Exploring Chicagoland nature by foot, artfully & thoughtfully. Interested? Let's walk.
The lily pool reflects an interesting history of shifting preferences for “natural” design. The initial intention for the pool was the cultivation of exotic tropical lilies. However, this pocket park has been redesigned over the years to reflect many elements of the “Prairie School” of landscape design, mimicking natural Midwestern landscapes by including plantings of native species, open views, and limestone blocks that accompany the water elements.
The Lily Pool’s namesake, Alfred Caldwell (1903-1998), worked under the famous Prairie School landscaper Jens Jensen (1860-1951). Caldwell redesigned the pool in the late 1930s, adding many features that are characteristic of the Prairie School: native plants, winding pathways, the circular limestone council ring bench. Council rings like the one near the lily pool can be found throughout the Chicago region, and they reflect the ideal of equal status between people, invite conversation and storytelling, and beckon people to slow down.

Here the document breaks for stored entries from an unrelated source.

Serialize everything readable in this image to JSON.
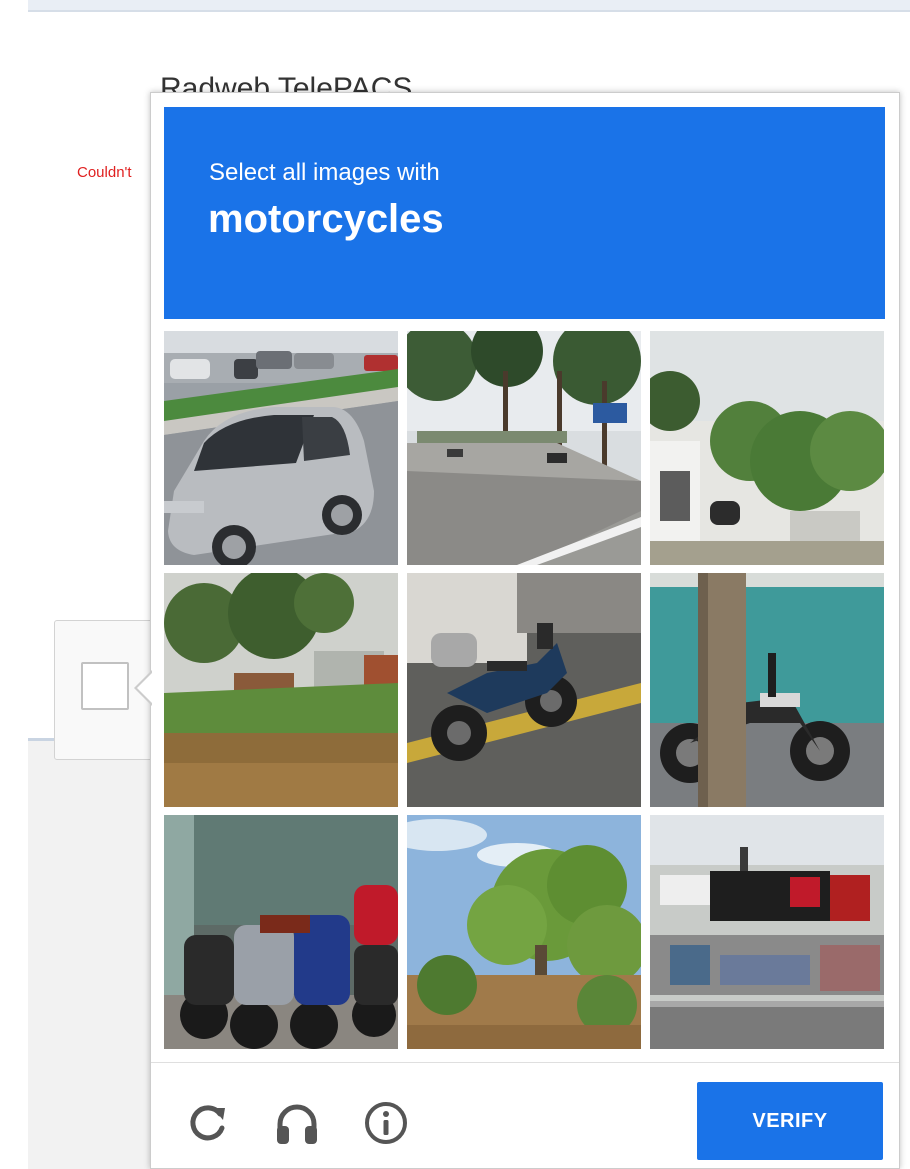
{
  "background_page": {
    "title": "Radweb TelePACS",
    "error_text": "Couldn't"
  },
  "challenge": {
    "instruction": "Select all images with",
    "keyword": "motorcycles",
    "tiles": [
      {
        "content": "silver-car-on-road",
        "selected": false
      },
      {
        "content": "tree-lined-road",
        "selected": false
      },
      {
        "content": "building-with-trees",
        "selected": false
      },
      {
        "content": "river-and-trees",
        "selected": false
      },
      {
        "content": "touring-motorcycle",
        "selected": false
      },
      {
        "content": "motorcycle-behind-pole",
        "selected": false
      },
      {
        "content": "parked-motorcycles",
        "selected": false
      },
      {
        "content": "large-tree-sky",
        "selected": false
      },
      {
        "content": "billboard-building",
        "selected": false
      }
    ],
    "footer": {
      "reload_icon": "reload-icon",
      "audio_icon": "headphones-icon",
      "info_icon": "info-icon",
      "verify_label": "VERIFY"
    }
  },
  "colors": {
    "accent": "#1a73e8",
    "error": "#e02020",
    "icon": "#555555"
  }
}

One of the great advances in health psychology in recent years is the emergence of concrete evidence that nature heals. The initial experiments verifying this showed that post-operative patients heal faster when they have access to views of nature. More recently, scientific studies have elaborated upon the ways in which nature can reduce stress and calm frayed nerves. One study showed that students who go outside before exams earn higher scores. I (Liam) have begun to bring my students to the Lily Pool to introduce them to this magical place. I suspect that it not only nudges their grades up but makes them aware of this prettiest respite from the metropolis that surrounds them.
It’s your turn to enjoy this place. Perhaps take a seat on the council ring bench, close your eyes, and reflect on the journey you’ve just taken. What surprised you? What most drew your attention? Has your perspective on the relationship between nature and the city changed? If so, how?